Field measurements of aerodynamic pressures induced by suburban rail transit train passing through double-track tunnel with mid-partition wall

Abstract

ABSTRACT Suburban rail lines, which provide fast connections between city centre and the surrounding suburbs, are attracting more and more attention from cities. As a train passes through the tunnel quickly, it tends to produce significant aerodynamic effects. In this study, a series of field measurement experiments were carried out in two tunnels with the mid-partition wall. The influence of train speed and tunnel length on the aerodynamic pressure was analysed. The aerodynamic pressure in adjacent tunnel was also discussed. Furthermore, the attenuation law and coefficient of aerodynamic pressure in tunnels with mid-partition walls were discussed. On this basis, a theoretical calculation model for predicting the peak positive pressure inside tunnels with different lengths and attenuation characteristics was established. The results show that the tunnel length not only affects the amplitude of the pressure, but also significantly affects the distribution trend of the pressure peak in the longitudinal direction. The propagation and reflection processes of pressure waves also exist in the adjacent tunnel on the other side of the partition, and they are synchronous.

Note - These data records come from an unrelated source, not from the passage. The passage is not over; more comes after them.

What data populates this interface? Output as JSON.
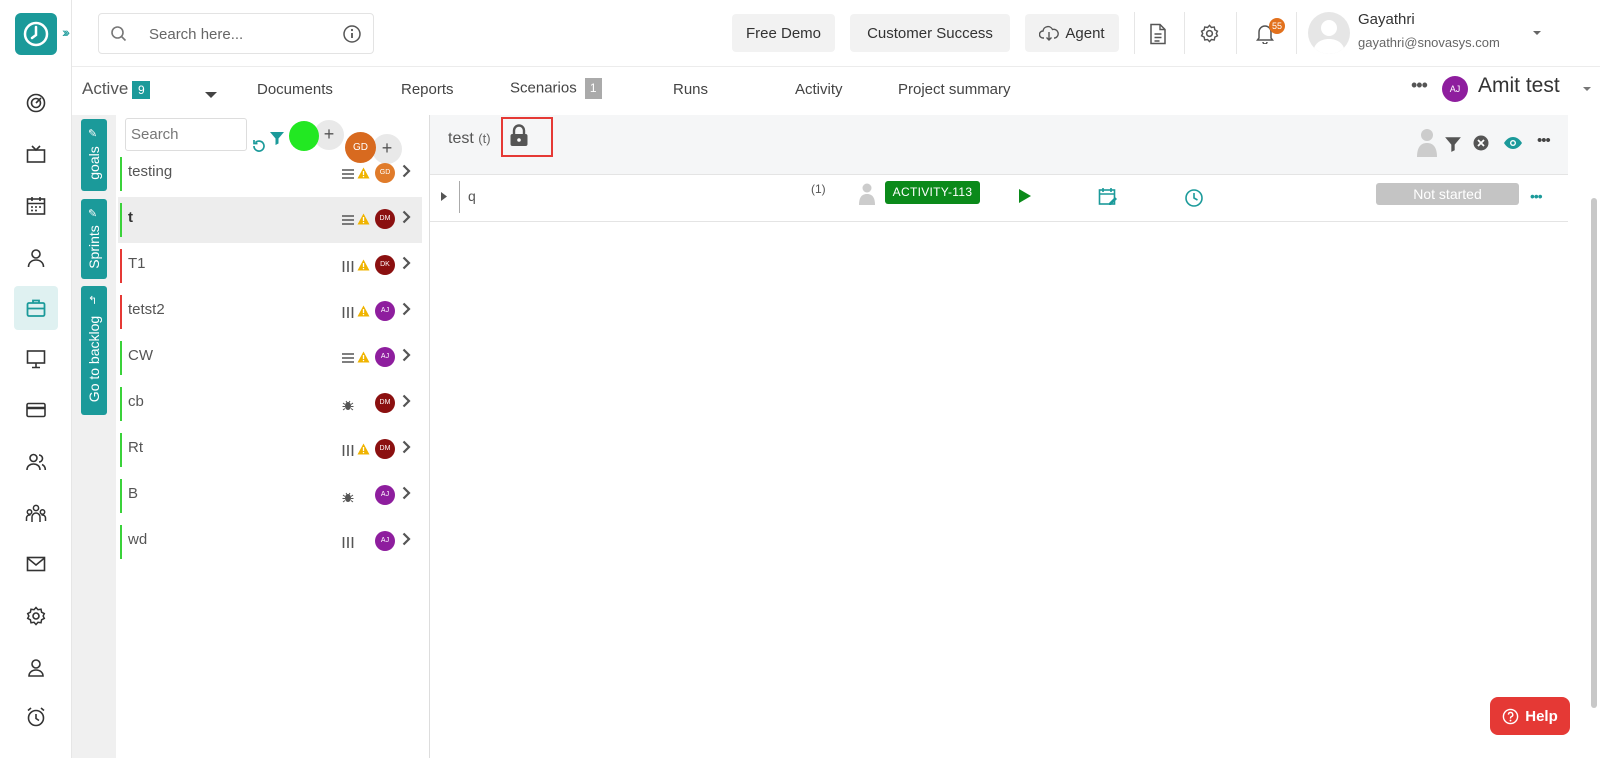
{
  "colors": {
    "accent": "#1b9a9a",
    "danger": "#e53935",
    "success": "#0b8a1a",
    "warning": "#f0b400"
  },
  "topbar": {
    "search_placeholder": "Search here...",
    "free_demo": "Free Demo",
    "customer_success": "Customer Success",
    "agent": "Agent",
    "notification_count": "55",
    "user_name": "Gayathri",
    "user_email": "gayathri@snovasys.com"
  },
  "subnav": {
    "status": "Active",
    "status_count": "9",
    "tabs": [
      "Documents",
      "Reports",
      "Scenarios",
      "Runs",
      "Activity",
      "Project summary"
    ],
    "scenarios_count": "1",
    "project_initials": "AJ",
    "project_name": "Amit test"
  },
  "side_tabs": [
    "goals",
    "Sprints",
    "Go to backlog"
  ],
  "list": {
    "search_placeholder": "Search",
    "header_avatar": "GD",
    "items": [
      {
        "label": "testing",
        "icon": "list-icon",
        "avatar": "GD",
        "avatar_color": "#e07b2a",
        "bar": "#3ad23a",
        "warn": true
      },
      {
        "label": "t",
        "icon": "list-icon",
        "avatar": "DM",
        "avatar_color": "#8b1010",
        "bar": "#3ad23a",
        "warn": true
      },
      {
        "label": "T1",
        "icon": "bars-icon",
        "avatar": "DK",
        "avatar_color": "#8b1010",
        "bar": "#e53935",
        "warn": true
      },
      {
        "label": "tetst2",
        "icon": "bars-icon",
        "avatar": "AJ",
        "avatar_color": "#8e1e9e",
        "bar": "#e53935",
        "warn": true
      },
      {
        "label": "CW",
        "icon": "list-icon",
        "avatar": "AJ",
        "avatar_color": "#8e1e9e",
        "bar": "#3ad23a",
        "warn": true
      },
      {
        "label": "cb",
        "icon": "bug-icon",
        "avatar": "DM",
        "avatar_color": "#8b1010",
        "bar": "#3ad23a",
        "warn": false
      },
      {
        "label": "Rt",
        "icon": "bars-icon",
        "avatar": "DM",
        "avatar_color": "#8b1010",
        "bar": "#3ad23a",
        "warn": true
      },
      {
        "label": "B",
        "icon": "bug-icon",
        "avatar": "AJ",
        "avatar_color": "#8e1e9e",
        "bar": "#3ad23a",
        "warn": false
      },
      {
        "label": "wd",
        "icon": "bars-icon",
        "avatar": "AJ",
        "avatar_color": "#8e1e9e",
        "bar": "#3ad23a",
        "warn": false
      }
    ]
  },
  "main": {
    "title": "test",
    "title_suffix": "(t)",
    "task": {
      "name": "q",
      "count": "(1)",
      "activity_id": "ACTIVITY-113",
      "status": "Not started"
    }
  },
  "help_label": "Help"
}
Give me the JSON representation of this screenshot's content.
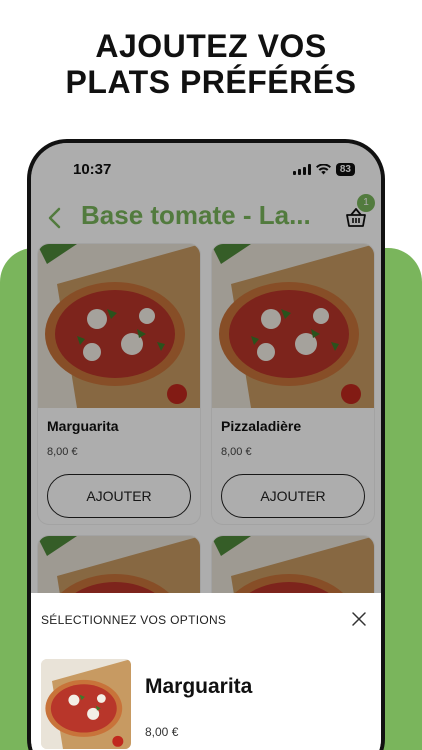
{
  "headline": {
    "line1": "AJOUTEZ VOS",
    "line2": "PLATS PRÉFÉRÉS"
  },
  "colors": {
    "brand_green": "#7ab55c"
  },
  "status_bar": {
    "time": "10:37",
    "battery": "83"
  },
  "header": {
    "title": "Base tomate - La...",
    "cart_count": "1"
  },
  "products": [
    {
      "name": "Marguarita",
      "price": "8,00 €",
      "button": "AJOUTER"
    },
    {
      "name": "Pizzaladière",
      "price": "8,00 €",
      "button": "AJOUTER"
    }
  ],
  "sheet": {
    "title": "SÉLECTIONNEZ VOS OPTIONS",
    "product_name": "Marguarita",
    "price": "8,00 €"
  }
}
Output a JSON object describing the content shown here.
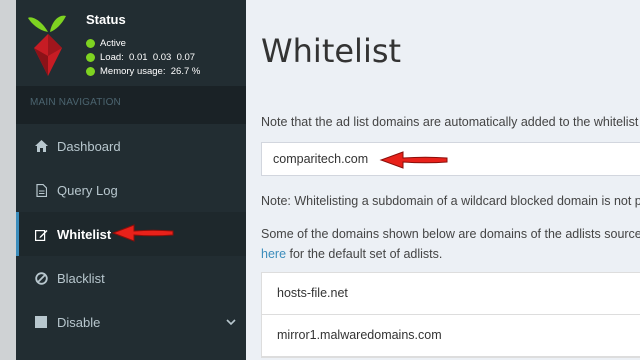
{
  "status": {
    "title": "Status",
    "items": [
      {
        "label": "Active"
      },
      {
        "label": "Load:  0.01  0.03  0.07"
      },
      {
        "label": "Memory usage:  26.7 %"
      }
    ],
    "dot_color": "#7ed321"
  },
  "nav": {
    "header": "MAIN NAVIGATION",
    "items": [
      {
        "label": "Dashboard",
        "icon": "home-icon"
      },
      {
        "label": "Query Log",
        "icon": "file-icon"
      },
      {
        "label": "Whitelist",
        "icon": "edit-icon",
        "active": true
      },
      {
        "label": "Blacklist",
        "icon": "ban-icon"
      },
      {
        "label": "Disable",
        "icon": "stop-icon"
      }
    ]
  },
  "main": {
    "title": "Whitelist",
    "note_auto": "Note that the ad list domains are automatically added to the whitelist",
    "input_value": "comparitech.com",
    "note_wildcard": "Note: Whitelisting a subdomain of a wildcard blocked domain is not possible.",
    "note_adlists_line1": "Some of the domains shown below are domains of the adlists sources",
    "note_adlists_link": "here",
    "note_adlists_line2": " for the default set of adlists.",
    "domains": [
      "hosts-file.net",
      "mirror1.malwaredomains.com"
    ]
  },
  "colors": {
    "sidebar_bg": "#222d32",
    "accent": "#3c8dbc",
    "annotation_arrow": "#e8211a"
  }
}
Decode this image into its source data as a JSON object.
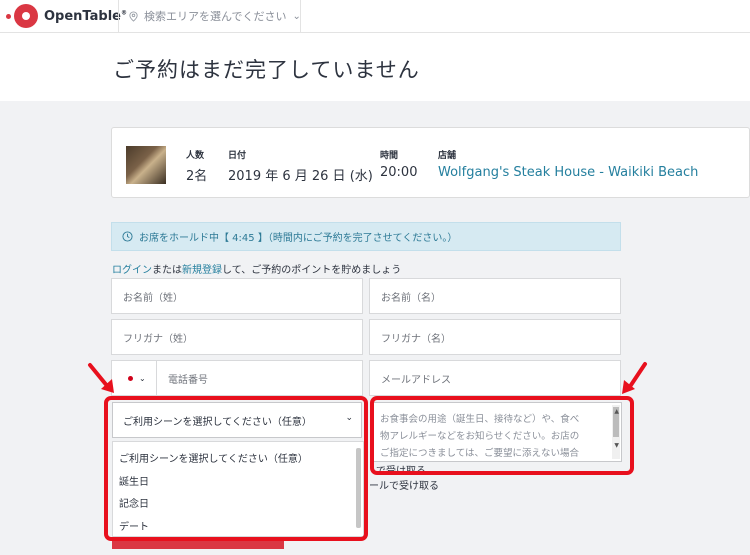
{
  "header": {
    "logo_text": "OpenTable",
    "logo_reg": "®",
    "location_placeholder": "検索エリアを選んでください",
    "location_chevron": "⌄"
  },
  "page": {
    "title": "ご予約はまだ完了していません"
  },
  "reservation": {
    "party_label": "人数",
    "party_value": "2名",
    "date_label": "日付",
    "date_value": "2019 年 6 月 26 日 (水)",
    "time_label": "時間",
    "time_value": "20:00",
    "restaurant_label": "店舗",
    "restaurant_value": "Wolfgang's Steak House - Waikiki Beach"
  },
  "hold_notice": {
    "text": "お席をホールド中【 4:45 】（時間内にご予約を完了させてください。）"
  },
  "login_line": {
    "login": "ログイン",
    "or": "または",
    "register": "新規登録",
    "rest": "して、ご予約のポイントを貯めましょう"
  },
  "form": {
    "last_name": "お名前（姓）",
    "first_name": "お名前（名）",
    "kana_last": "フリガナ（姓）",
    "kana_first": "フリガナ（名）",
    "phone": "電話番号",
    "email": "メールアドレス",
    "occasion_selected": "ご利用シーンを選択してください（任意）",
    "occasion_options": [
      "ご利用シーンを選択してください（任意）",
      "誕生日",
      "記念日",
      "デート"
    ],
    "request_placeholder_1": "お食事会の用途（誕生日、接待など）や、食べ",
    "request_placeholder_2": "物アレルギーなどをお知らせください。お店の",
    "request_placeholder_3": "ご指定につきましては、ご要望に添えない場合",
    "overflow_1": "で受け取る",
    "overflow_2": "ールで受け取る"
  },
  "colors": {
    "brand": "#da3743",
    "link": "#247f9e",
    "highlight": "#e8101d",
    "hold_bg": "#d6eaf2"
  }
}
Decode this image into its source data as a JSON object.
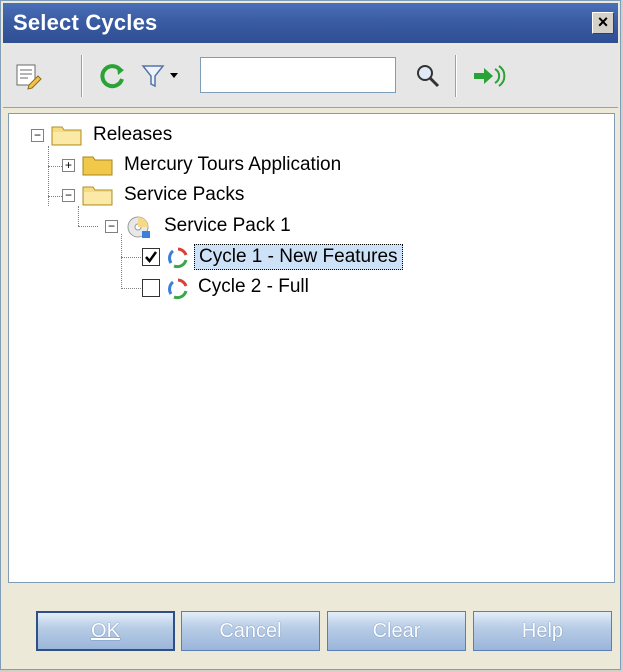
{
  "window": {
    "title": "Select Cycles",
    "close_glyph": "×"
  },
  "toolbar": {
    "items": [
      {
        "icon": "edit-details-icon"
      },
      {
        "icon": "refresh-icon"
      },
      {
        "icon": "filter-icon"
      },
      {
        "icon": "search-icon"
      },
      {
        "icon": "go-to-icon"
      }
    ],
    "search_value": "",
    "search_placeholder": ""
  },
  "tree": {
    "root": {
      "label": "Releases",
      "expander": "−"
    },
    "release_1": {
      "label": "Mercury Tours Application",
      "expander": "+"
    },
    "release_2": {
      "label": "Service Packs",
      "expander": "−"
    },
    "cycle_folder": {
      "label": "Service Pack 1",
      "expander": "−"
    },
    "cycles": [
      {
        "label": "Cycle 1 - New Features",
        "checked": true
      },
      {
        "label": "Cycle 2 - Full",
        "checked": false
      }
    ]
  },
  "buttons": {
    "ok": "OK",
    "cancel": "Cancel",
    "clear": "Clear",
    "help": "Help"
  },
  "colors": {
    "titlebar": "#3a5ca3",
    "folder": "#f2d066",
    "cycle_red": "#d9403a",
    "cycle_green": "#38a84a",
    "cycle_blue": "#3a7fd9",
    "selection": "#cde1f7"
  }
}
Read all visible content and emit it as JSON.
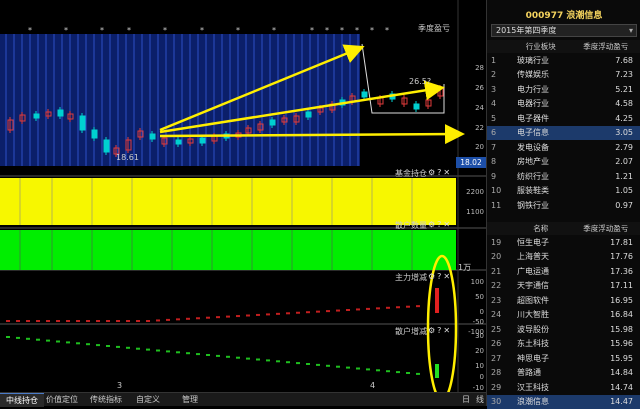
{
  "stock": {
    "code_name": "000977 浪潮信息",
    "season": "2015年第四季度"
  },
  "panels": {
    "main": {
      "title": "季度盈亏",
      "price_ticks": [
        "28",
        "26",
        "24",
        "22",
        "20",
        "18"
      ],
      "price_label": "18.02",
      "low_label": "18.61",
      "high_label": "26.5?"
    },
    "fund": {
      "title": "基金持仓",
      "ticks": [
        "2200",
        "1100"
      ]
    },
    "retail": {
      "title": "散户数量",
      "unit": "1万"
    },
    "main_force": {
      "title": "主力增减",
      "ticks": [
        "100",
        "50",
        "0",
        "-50",
        "-100"
      ]
    },
    "retail_change": {
      "title": "散户增减",
      "ticks": [
        "30",
        "20",
        "10",
        "0",
        "-10"
      ]
    }
  },
  "x_labels": [
    "3",
    "4"
  ],
  "icons": {
    "gear": "⚙",
    "help": "?",
    "close": "✕"
  },
  "sector_table": {
    "headers": [
      "",
      "行业板块",
      "季度浮动盈亏"
    ],
    "rows": [
      {
        "n": "1",
        "name": "玻璃行业",
        "val": "7.68"
      },
      {
        "n": "2",
        "name": "传媒娱乐",
        "val": "7.23"
      },
      {
        "n": "3",
        "name": "电力行业",
        "val": "5.21"
      },
      {
        "n": "4",
        "name": "电器行业",
        "val": "4.58"
      },
      {
        "n": "5",
        "name": "电子器件",
        "val": "4.25"
      },
      {
        "n": "6",
        "name": "电子信息",
        "val": "3.05"
      },
      {
        "n": "7",
        "name": "发电设备",
        "val": "2.79"
      },
      {
        "n": "8",
        "name": "房地产业",
        "val": "2.07"
      },
      {
        "n": "9",
        "name": "纺织行业",
        "val": "1.21"
      },
      {
        "n": "10",
        "name": "服装鞋类",
        "val": "1.05"
      },
      {
        "n": "11",
        "name": "钢铁行业",
        "val": "0.97"
      }
    ]
  },
  "stock_table": {
    "headers": [
      "",
      "名称",
      "季度浮动盈亏"
    ],
    "rows": [
      {
        "n": "19",
        "name": "恒生电子",
        "val": "17.81"
      },
      {
        "n": "20",
        "name": "上海普天",
        "val": "17.76"
      },
      {
        "n": "21",
        "name": "广电运通",
        "val": "17.36"
      },
      {
        "n": "22",
        "name": "天宇通信",
        "val": "17.11"
      },
      {
        "n": "23",
        "name": "超图软件",
        "val": "16.95"
      },
      {
        "n": "24",
        "name": "川大智胜",
        "val": "16.84"
      },
      {
        "n": "25",
        "name": "波导股份",
        "val": "15.98"
      },
      {
        "n": "26",
        "name": "东土科技",
        "val": "15.96"
      },
      {
        "n": "27",
        "name": "神思电子",
        "val": "15.95"
      },
      {
        "n": "28",
        "name": "普路通",
        "val": "14.84"
      },
      {
        "n": "29",
        "name": "汉王科技",
        "val": "14.74"
      },
      {
        "n": "30",
        "name": "浪潮信息",
        "val": "14.47"
      }
    ]
  },
  "tabs": [
    "中线持仓",
    "价值定位",
    "传统指标",
    "自定义",
    "管理"
  ],
  "extra_labels": {
    "day": "日",
    "line": "线"
  },
  "colors": {
    "up": "#e23b3b",
    "down": "#00d0d0",
    "fund": "#f7f700",
    "retail": "#00ee00",
    "accent": "#f4d35e",
    "highlight": "#ffee00"
  }
}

For the horse-shaped tunnel with mid-partition walls, the peak pressure inside the tunnel is directly proportional to the 2.05–2.20 power of the train speed, and the peak pressure decays exponentially with time. The pressure attenuation coefficient is greatly influenced by the placement of the measuring point, ranging from 4.957 × 10 − 5 to 8.184 × 10 − 5 depending on the position of the measurement point. This work provides important data support for studying the tunnel aerodynamic effects and verifying related numerical simulations.